McDonough Mayor Richard Craig proclaimed Monday "Bil Johnson Day" and presented him with a key to the city.
Johnson, 55, spent 14 months on duty in Kuwait, coordinating supply chains and logistics for America's efforts in Iraq. About once a month, he said, he went on convoys into hostile Iraqi territory. "We tried to do in Kuwait, everything we could so our soldiers in Iraq could focus on the mission," he told his co-workers.
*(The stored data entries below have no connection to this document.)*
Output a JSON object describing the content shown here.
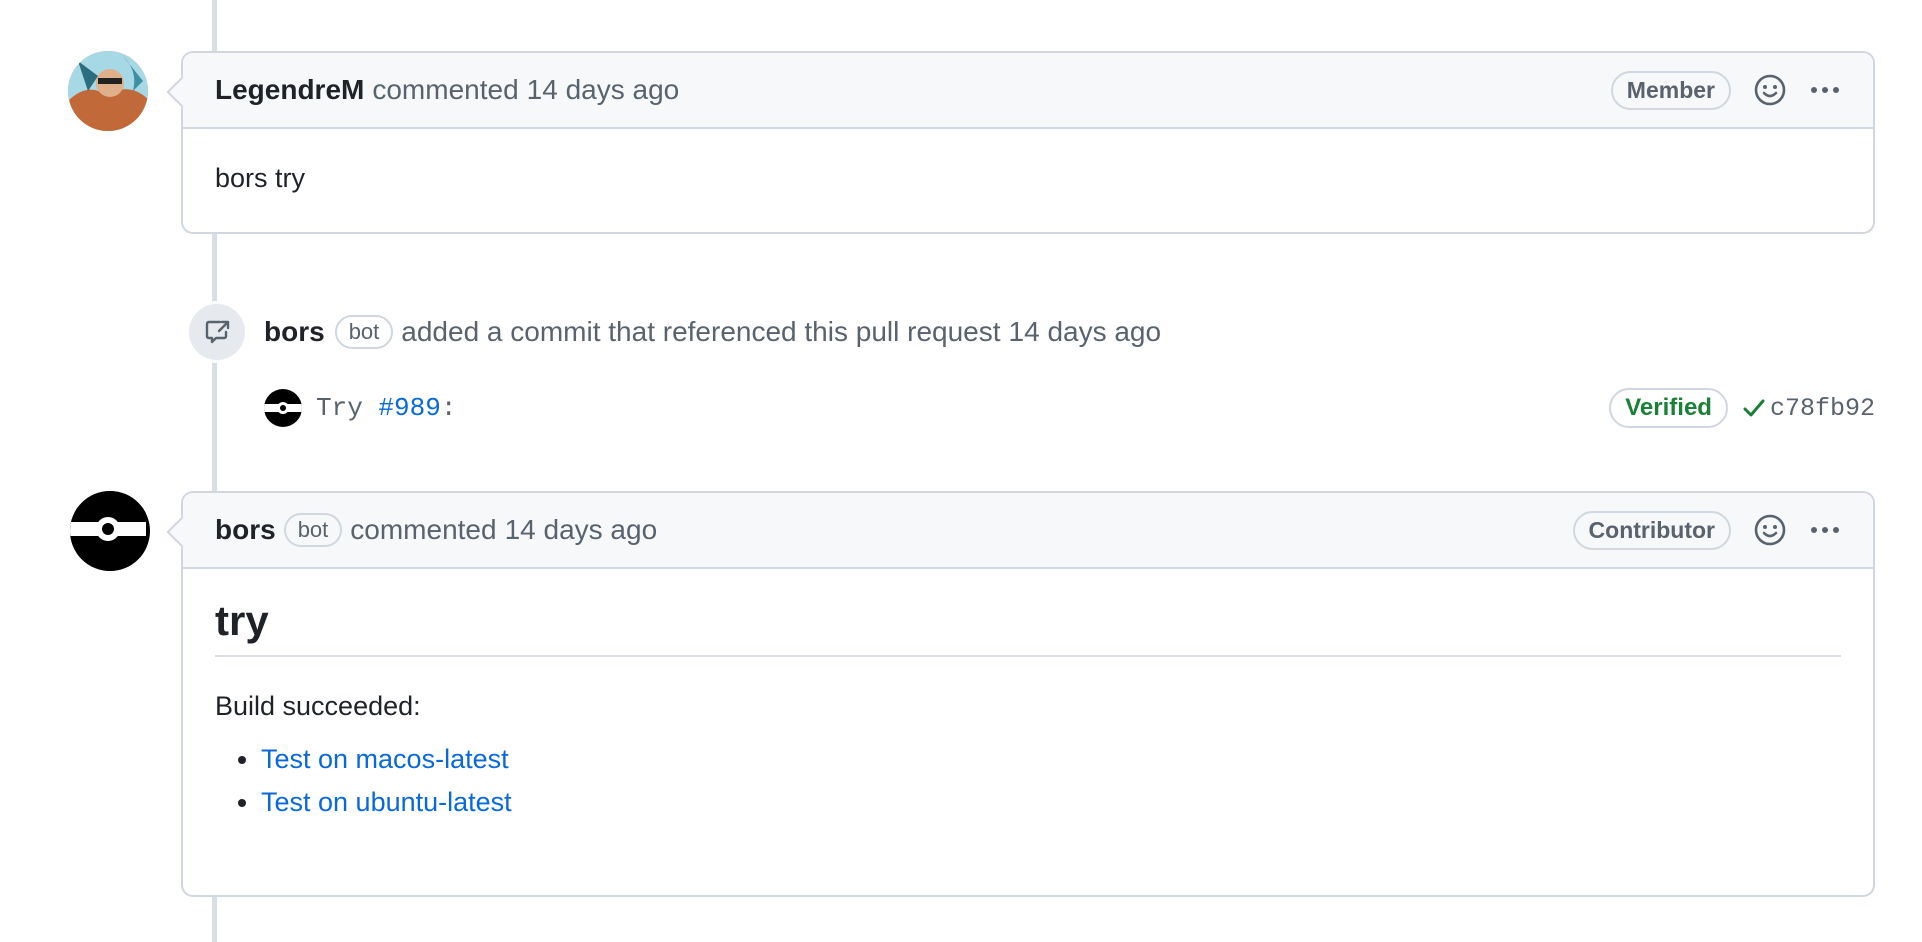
{
  "comment1": {
    "author": "LegendreM",
    "action": "commented",
    "time": "14 days ago",
    "role_badge": "Member",
    "body": "bors try",
    "icons": {
      "reaction": "smiley-icon",
      "menu": "kebab-menu-icon"
    }
  },
  "event": {
    "author": "bors",
    "bot_label": "bot",
    "action": "added a commit that referenced this pull request",
    "time": "14 days ago",
    "icon": "cross-reference-icon"
  },
  "commit": {
    "prefix": "Try",
    "link": "#989",
    "suffix": ":",
    "verified": "Verified",
    "sha": "c78fb92",
    "verified_color": "#1a7f37"
  },
  "comment2": {
    "author": "bors",
    "bot_label": "bot",
    "action": "commented",
    "time": "14 days ago",
    "role_badge": "Contributor",
    "heading": "try",
    "text": "Build succeeded:",
    "links": [
      {
        "label": "Test on macos-latest"
      },
      {
        "label": "Test on ubuntu-latest"
      }
    ],
    "icons": {
      "reaction": "smiley-icon",
      "menu": "kebab-menu-icon"
    }
  },
  "colors": {
    "link": "#0969da",
    "muted": "#59636e",
    "border": "#d0d7de",
    "header_bg": "#f6f8fa"
  }
}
He said he lost six soldiers under his command.
Johnson, a 33-year reservist, was promoted to the rank of major general upon his return last week, and given command of the 99th Regional Readiness Command based in Pennsylvania, though his territory covers that state, Virginia, West Virginia, Delaware and Washington, D.C.
As a reservist, Johnson will remain in his position at Encompass while serving as commander of the 99th. He'll spend this week working in McDonough, and most of next week on post in Pennsylvania. "We have to depend on our employers to support us because we're what we call 'twice the citizen,'" Johnson said. "It's tough for any reserve soldier because we have to balance not only family and career, but military career."
But Johnson, an avid runner, got a little taste of home July 4. Organizers of the Peachtree Road Race sponsored hundreds of runners who put on their own versions of the annual event in Kuwait, Iraq and Bagram Air Force Base in Afghanistan. Via cell-phone, Johnson got the go-command to fire the starting pistol in Kuwait from race organizers in Atlanta and ran in his 26th race.
His employers and co-workers were sorry to see him go, but glad to have him back, even in a limited consulting capacity. "When you lose somebody of Bil's stature in our organization, it's on every one of us," to take up the slack, Encompass Chief Operating Officer Dave Huelsbeck told employees. "Because Bil was doing a bigger and better calling, we all had to step in."
Johnson's new assignment to the 99th will last four years. He said he looked for adoption of the proposed Iraqi constitution in the near future, and then democratic elections and more Iraqi self-rule. "We're training vigorously to make sure Iraqi forces can take up the fight of the insurgency themselves," he said.